19Un second groupe constitué par les plus jeunes recrutés, c’est- à-dire les moins de 40 ans, sont diplômés en sciences économiques, gestion, banque, finances ou commerce. Pour autant, une majorité d’entre eux ont souvent une trajectoire moins linéaire que leurs homologues (générationnels et professionnels) recrutés dans le secteur bancaire classique. Titulaires au mieux d’un bac + 3 à bac + 4, ils ont très souvent mis un terme rapide à leur projet initial de formation. Ils ont été poussés par des contraintes matérielles à accéder rapidement à l’emploi (leurs parents appartiennent plutôt aux catégories populaires supérieures) ; dès lors, ils s’orientent vers un secteur professionnel qui leur apparaît en adéquation avec des compétences, eu égard à l’interruption des études (en licence, BTS - brevet de technicien supérieur -, ou maîtrise), partiellement acquises. Pour eux, travailler dans les finances solidaires mobilise moins de savoirs technico-financiers attendus dans les banques ou les entreprises financières « classiques » ; savoirs qu’ils auraient pu acquérir dans des masters professionnels. Le « monde de l’économie sociale et solidaire » apparaît alors comme un espace professionnel moins économique, moins financier ; un espace où d’autres qualités - apparentées à des compétences sociales - pourront être mobilisées.
Une responsable de l’Adie (Loire-Atlantique - Vendée), environ 35 ans, titulaire d’une maîtrise en sciences économiques :
« D’où vous est venue cette envie de postuler à l’ADiE ? »
« Moi quand j’étais enfant ils [les membres de sa famille] étaient dans un milieu ouvrier et parfois il y avait des problèmes d’argent également, je pense que ça joue. Après, quand on était étudiant, parce qu’on est quand même trois enfants, en tout cas mon grand frère et moi quand on a continué nos études, l’entreprise de mes parents commençait juste. Je pense que j’étais parfois en décalage avec les personnes qui étaient avec moi en cours. Ils étaient d’un milieu très aisé alors que moi j’étais d’une classe moyenne. Et puis je pense que de voir ma mère qui n’avait pas de possibilité de voie de réinsertion classique pouvait quand même s’en sortir extrêmement bien grâce à son entreprise... En allant à l’Adie, je savais de quoi on parlait. »

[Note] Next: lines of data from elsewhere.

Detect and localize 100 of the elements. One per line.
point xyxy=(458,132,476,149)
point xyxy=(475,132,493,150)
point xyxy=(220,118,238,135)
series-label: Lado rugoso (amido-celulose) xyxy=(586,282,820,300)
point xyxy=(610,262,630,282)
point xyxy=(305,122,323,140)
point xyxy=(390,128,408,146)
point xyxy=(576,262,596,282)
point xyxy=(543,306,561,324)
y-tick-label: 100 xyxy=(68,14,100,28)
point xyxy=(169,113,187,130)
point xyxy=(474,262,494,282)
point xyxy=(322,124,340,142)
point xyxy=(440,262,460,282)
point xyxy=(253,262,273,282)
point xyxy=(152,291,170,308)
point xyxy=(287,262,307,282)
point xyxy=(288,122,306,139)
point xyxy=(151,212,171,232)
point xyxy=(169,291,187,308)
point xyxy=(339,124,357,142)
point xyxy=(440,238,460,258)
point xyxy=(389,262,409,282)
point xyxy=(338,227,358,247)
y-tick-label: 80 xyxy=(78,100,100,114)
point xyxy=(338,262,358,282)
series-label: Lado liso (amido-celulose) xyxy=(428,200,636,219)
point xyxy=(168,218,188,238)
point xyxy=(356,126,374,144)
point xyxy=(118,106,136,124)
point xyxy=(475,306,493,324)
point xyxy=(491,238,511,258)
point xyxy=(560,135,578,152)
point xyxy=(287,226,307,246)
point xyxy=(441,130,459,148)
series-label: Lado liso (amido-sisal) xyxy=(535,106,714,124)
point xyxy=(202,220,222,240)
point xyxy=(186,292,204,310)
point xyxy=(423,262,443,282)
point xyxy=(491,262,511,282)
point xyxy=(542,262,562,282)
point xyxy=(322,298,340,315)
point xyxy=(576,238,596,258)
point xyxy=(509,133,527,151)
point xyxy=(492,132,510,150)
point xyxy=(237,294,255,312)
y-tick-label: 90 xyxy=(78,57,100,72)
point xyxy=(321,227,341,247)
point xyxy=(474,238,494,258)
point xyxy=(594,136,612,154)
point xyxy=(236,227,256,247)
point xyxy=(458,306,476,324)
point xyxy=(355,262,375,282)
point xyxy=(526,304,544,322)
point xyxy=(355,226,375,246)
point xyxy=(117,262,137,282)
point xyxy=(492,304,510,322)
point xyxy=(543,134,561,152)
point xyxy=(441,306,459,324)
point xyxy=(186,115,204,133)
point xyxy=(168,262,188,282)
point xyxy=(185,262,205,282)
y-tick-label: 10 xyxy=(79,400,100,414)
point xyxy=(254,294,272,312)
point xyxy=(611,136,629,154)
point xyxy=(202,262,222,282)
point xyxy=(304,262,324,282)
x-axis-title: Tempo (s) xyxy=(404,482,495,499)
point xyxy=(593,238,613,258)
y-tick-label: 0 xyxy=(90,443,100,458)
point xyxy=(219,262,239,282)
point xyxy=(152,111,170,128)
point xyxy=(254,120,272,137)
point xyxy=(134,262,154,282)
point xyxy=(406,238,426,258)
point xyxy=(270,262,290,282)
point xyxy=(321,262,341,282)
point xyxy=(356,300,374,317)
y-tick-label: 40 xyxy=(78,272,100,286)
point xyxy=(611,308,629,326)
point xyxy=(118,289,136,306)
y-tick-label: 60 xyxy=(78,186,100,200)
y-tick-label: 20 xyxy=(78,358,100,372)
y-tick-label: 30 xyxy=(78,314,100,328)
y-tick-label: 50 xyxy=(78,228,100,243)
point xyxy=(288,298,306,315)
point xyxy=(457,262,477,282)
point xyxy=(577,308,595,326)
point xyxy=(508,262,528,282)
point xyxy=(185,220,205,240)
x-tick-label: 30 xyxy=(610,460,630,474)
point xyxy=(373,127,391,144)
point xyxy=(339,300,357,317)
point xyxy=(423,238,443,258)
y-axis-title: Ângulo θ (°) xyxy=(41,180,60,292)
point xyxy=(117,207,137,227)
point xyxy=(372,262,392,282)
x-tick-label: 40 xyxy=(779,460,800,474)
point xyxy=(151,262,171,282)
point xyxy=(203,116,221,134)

20Parmi ces plus jeunes professionnels de la finance solidaire, on retrouve également de plus en plus souvent des diplômés des grandes Écoles - de commerce notamment -. Ils ont choisi, en fin de cursus, une option, un parcours, voire un master orienté « économie sociale et solidaire » [10]. Certes, ces étudiants, par leur choix de spécialité, construisent, au sein de l’école, une figure singulière en rupture avec la masse des étudiants formés plus directement à l’économie du capital ; cependant, ils n’en demeurent pas moins sensibles à la nécessité de « faire carrière » et à la question des revenus. Au sein des entreprises associatives ou coopératives de finances solidaires, les possibilités d’accéder rapidement à des postes à responsabilités et à des revenus élevés (tels que le laisse entrevoir le cursus en grandes Écoles) restent limitées.
21Dès lors, elles favorisent le départ rapide de ces « nouvelles recrues », soit vers les institutions internationales (ONG - organisations non gouvernementales - notamment) soit in fine vers les entreprises classiques, notamment dans les services « développement durable » ou plus récemment dans des fonctions liées à la mise en place de la responsabilité sociale des entreprises (RSE).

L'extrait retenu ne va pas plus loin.